2. The quantitative method according to claim 1, characterized in that, In steps (1) and (2), the solvent is a mixed solution of methanol and ultrapure water with a volume ratio of 1:(0.25~3).

3. The quantitative method according to claim 1, characterized in that, In step (2), the mass ratio of the cream sample to the extraction enhancer is 1:(0.13-0.28).

4. The quantitative method according to claim 1, characterized in that, In steps (1) and (2), the material of the microporous filter membrane is any one of polyethersulfone, polytetrafluoroethylene, and cellulose acetate.

5. The quantitative method according to claim 1, characterized in that, In step (2), the preparation method of the extraction enhancer is as follows: Dissolve OP-10 in deionized water, add ammonium persulfate solution at 60-80℃, stir for 5-15 min, add a mixture of reaction monomer and crosslinking agent, keep warm for 2-5 h, cool naturally to room temperature, centrifuge, wash, and freeze dry under vacuum to constant weight to obtain the extraction enhancer.

6. The quantitative method according to claim 5, characterized in that, The mass ratio of OP-10 to the reactant monomer is 1:(45-55).

7. The quantitative method according to claim 5, characterized in that, The reactive monomers include ethyl acrylate, methacrylic acid, and acrylamide.

8. The quantitative method according to claim 1, characterized in that, In step (3), the mobile phase comprises potassium dihydrogen phosphate buffer solution and methanol.

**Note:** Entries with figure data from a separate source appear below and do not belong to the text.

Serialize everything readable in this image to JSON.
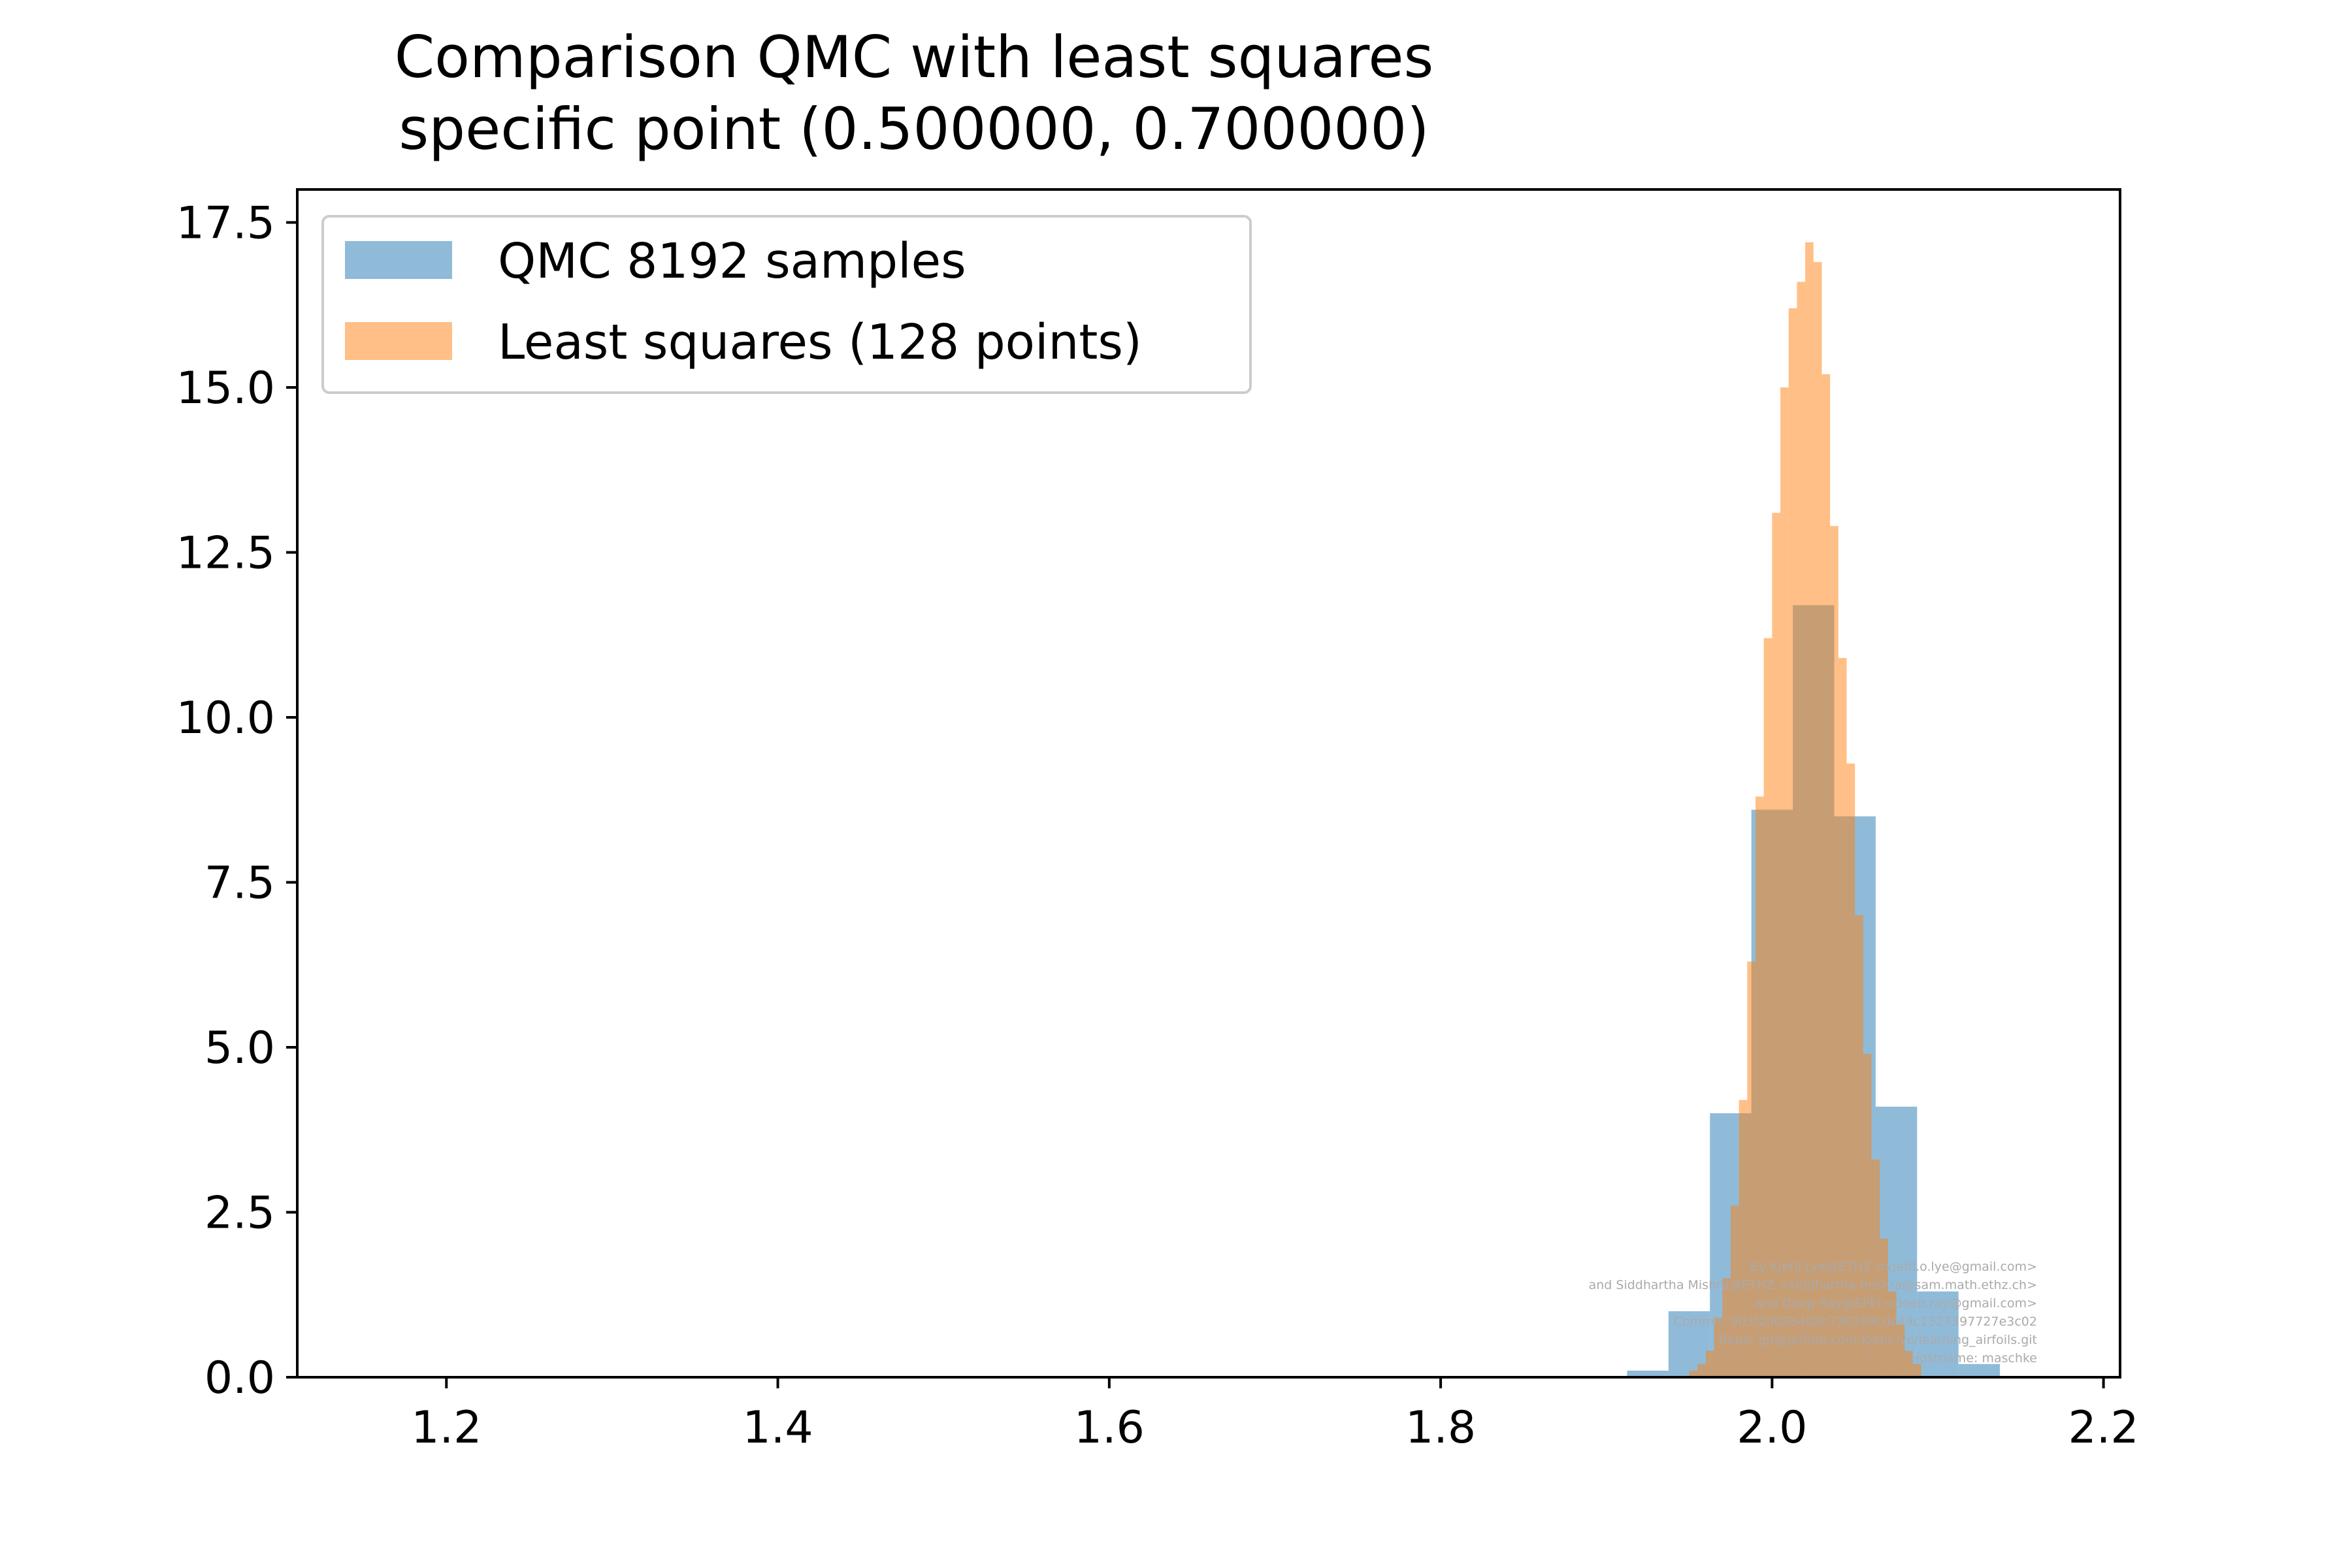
{
  "chart_data": {
    "type": "bar",
    "title": "Comparison QMC with least squares",
    "subtitle": "specific point  (0.500000, 0.700000)",
    "xlabel": "",
    "ylabel": "",
    "xlim": [
      1.11,
      2.21
    ],
    "ylim": [
      0,
      18.0
    ],
    "xticks": [
      1.2,
      1.4,
      1.6,
      1.8,
      2.0,
      2.2
    ],
    "xtick_labels": [
      "1.2",
      "1.4",
      "1.6",
      "1.8",
      "2.0",
      "2.2"
    ],
    "yticks": [
      0.0,
      2.5,
      5.0,
      7.5,
      10.0,
      12.5,
      15.0,
      17.5
    ],
    "ytick_labels": [
      "0.0",
      "2.5",
      "5.0",
      "7.5",
      "10.0",
      "12.5",
      "15.0",
      "17.5"
    ],
    "grid": false,
    "legend_position": "upper-left",
    "series": [
      {
        "name": "QMC 8192 samples",
        "color": "#1f77b4",
        "opacity": 0.5,
        "bin_edges": [
          1.9125,
          1.9375,
          1.9625,
          1.9875,
          2.0125,
          2.0375,
          2.0625,
          2.0875,
          2.1125,
          2.1375
        ],
        "values": [
          0.1,
          1.0,
          4.0,
          8.6,
          11.7,
          8.5,
          4.1,
          1.3,
          0.2
        ]
      },
      {
        "name": "Least squares (128 points)",
        "color": "#ff7f0e",
        "opacity": 0.5,
        "bin_edges": [
          1.95,
          1.955,
          1.96,
          1.965,
          1.97,
          1.975,
          1.98,
          1.985,
          1.99,
          1.995,
          2.0,
          2.005,
          2.01,
          2.015,
          2.02,
          2.025,
          2.03,
          2.035,
          2.04,
          2.045,
          2.05,
          2.055,
          2.06,
          2.065,
          2.07,
          2.075,
          2.08,
          2.085,
          2.09
        ],
        "values": [
          0.1,
          0.2,
          0.4,
          0.9,
          1.5,
          2.6,
          4.2,
          6.3,
          8.8,
          11.2,
          13.1,
          15.0,
          16.2,
          16.6,
          17.2,
          16.9,
          15.2,
          12.9,
          10.9,
          9.3,
          7.0,
          4.9,
          3.3,
          2.1,
          1.3,
          0.8,
          0.4,
          0.2
        ]
      }
    ]
  },
  "watermark": {
    "lines": [
      "By Kjetil Lye@ETHZ <kjetil.o.lye@gmail.com>",
      "and Siddhartha Mishra@ETHZ <siddhartha.mishra@sam.math.ethz.ch>",
      "and Deep Ray@EPFL<deep.ray@gmail.com>",
      "Commit: 903f2d08b408c730369cdc49c1327397727e3c02",
      "Repo: git@github.com:kjetil-lye/learning_airfoils.git",
      "Hostname: maschke"
    ]
  }
}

9. The quantitative method according to claim 1, characterized in that, The elution method used for the high-performance liquid chromatography detection is isocratic elution.

10. The quantitative method according to claim 1, characterized in that, In step (3), the conditions for high performance liquid chromatography detection are as follows: the chromatographic column is a C18 column, the column temperature is 30-40℃, the injection volume is 40-60μL, and the flow rate is 0.5-1.5mL / min.